During the final year of his life, Andy Warhol devoted himself with obsessive zeal to creating works after Leonardo da Vinci's famed mural The Last Supper. It would turn out to be Warhol's last great series, as he died in early 1987, soon after a selection of these works premiered at an exhibition. Warhol was attracted to Leonardo's masterwork because, as he explained in a final interview, "It's a good picture. It's something that you see all the time. You don't think about it" (A. Warhol, quoted in P. Taylor, "Andy Warhol: The Last Interview," reprinted in Andy Warhol: The Late Work, exh. cat., Dusseldorf, 2004, p. 119). In his version of The Last Supper, Warhol takes an image that has become familiar to the point of banality, and transforms it through his signature format of the repetitive silkscreen. He offers a fresh and provocative meditation on both the Renaissance masterpiece and religion's role in contemporary art and life.

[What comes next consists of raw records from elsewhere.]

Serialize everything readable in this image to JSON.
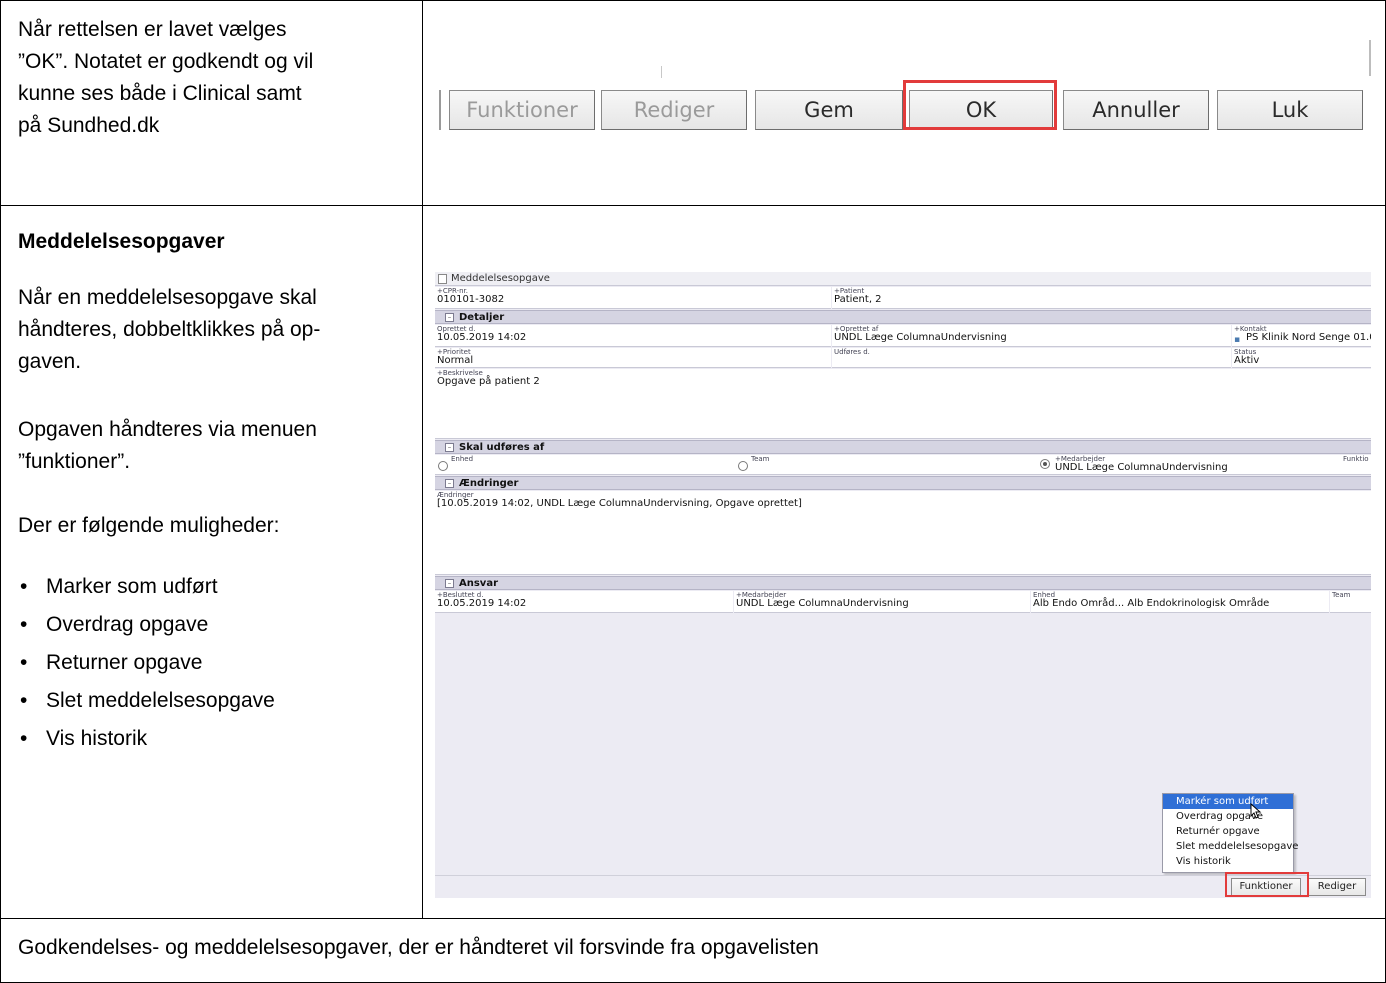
{
  "row1": {
    "text": "Når rettelsen er lavet vælges ”OK”. Notatet er godkendt og vil kunne ses både i Clinical samt på Sundhed.dk",
    "line1": "Når rettelsen er lavet vælges",
    "line2": "”OK”. Notatet er godkendt og vil",
    "line3": "kunne ses både i Clinical samt",
    "line4": "på Sundhed.dk",
    "buttons": [
      "Funktioner",
      "Rediger",
      "Gem",
      "OK",
      "Annuller",
      "Luk"
    ]
  },
  "row2": {
    "heading": "Meddelelsesopgaver",
    "p1_l1": "Når en meddelelsesopgave skal",
    "p1_l2": "håndteres, dobbeltklikkes på op-",
    "p1_l3": "gaven.",
    "p2_l1": "Opgaven håndteres via menuen",
    "p2_l2": "”funktioner”.",
    "p3": "Der er følgende muligheder:",
    "bullets": [
      "Marker som udført",
      "Overdrag opgave",
      "Returner opgave",
      "Slet meddelelsesopgave",
      "Vis historik"
    ]
  },
  "panel": {
    "title": "Meddelelsesopgave",
    "cpr_label": "+CPR-nr.",
    "cpr_value": "010101-3082",
    "patient_label": "+Patient",
    "patient_value": "Patient, 2",
    "sec_detaljer": "Detaljer",
    "oprettet_label": "Oprettet d.",
    "oprettet_value": "10.05.2019 14:02",
    "oprettet_af_label": "+Oprettet af",
    "oprettet_af_value": "UNDL Læge ColumnaUndervisning",
    "kontakt_label": "+Kontakt",
    "kontakt_value": "PS Klinik Nord Senge 01.0",
    "prioritet_label": "+Prioritet",
    "prioritet_value": "Normal",
    "udfores_label": "Udføres d.",
    "status_label": "Status",
    "status_value": "Aktiv",
    "beskrivelse_label": "+Beskrivelse",
    "beskrivelse_value": "Opgave på patient 2",
    "sec_skal": "Skal udføres af",
    "enhed_label": "Enhed",
    "team_label": "Team",
    "medarbejder_label": "+Medarbejder",
    "medarbejder_value": "UNDL Læge ColumnaUndervisning",
    "funktion_label": "Funktio",
    "sec_aendringer": "Ændringer",
    "aendringer_label": "Ændringer",
    "aendringer_value": "[10.05.2019 14:02, UNDL Læge ColumnaUndervisning, Opgave oprettet]",
    "sec_ansvar": "Ansvar",
    "besluttet_label": "+Besluttet d.",
    "besluttet_value": "10.05.2019 14:02",
    "ansvar_medarb_label": "+Medarbejder",
    "ansvar_medarb_value": "UNDL Læge ColumnaUndervisning",
    "ansvar_enhed_label": "Enhed",
    "ansvar_enhed_value": "Alb Endo Områd... Alb Endokrinologisk Område",
    "ansvar_team_label": "Team",
    "menu": [
      "Markér som udført",
      "Overdrag opgave",
      "Returnér opgave",
      "Slet meddelelsesopgave",
      "Vis historik"
    ],
    "funktioner_btn": "Funktioner",
    "rediger_btn": "Rediger"
  },
  "footer": {
    "text": "Godkendelses- og meddelelsesopgaver, der er håndteret vil forsvinde fra opgavelisten"
  },
  "colors": {
    "highlight": "#e23b3b",
    "menu_selected": "#2f6fd6",
    "panel_bg": "#ecebf3"
  }
}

In the mid-1980s, Warhol became fascinated with the idea of making artworks after various paintings from the history of art, translating them into his own Pop vocabulary through the silkscreen. In his "Art from Art" series, illustrations from art history texts took the place of the commercial images or press photos that he so brilliantly manipulated in his art since the early 1960s. Warhol was inspired to use Leonardo's Last Supper upon the suggestion of Alexandre Iolas, one of his first gallerists, who had relocated to Milan. Warhol immersed himself in the project with a passion that far exceeded the exhibition's demands. Some of the silkscreen compositions were included in the exhibition, which opened on January 22, 1987 to an enthusiastic audience. The show was held in the gallery of a bank in the Palazzo Stelline across the street from the famed church of Santa Maria delle Grazie, on whose refectory wall Leonardo painted his mural. Visitors were invited to visit the original, which was partially obscured since it was in the process of being restored, although very few took up the offer. Instead, several thousand visitors swarmed Warhol's exhibition, hoping to catch a glimpse of the "Pope of Pop" himself, turning it into a media frenzy. While in Milan, Warhol fell ill and returned to New York, where a month later he died from complications following gall bladder surgery.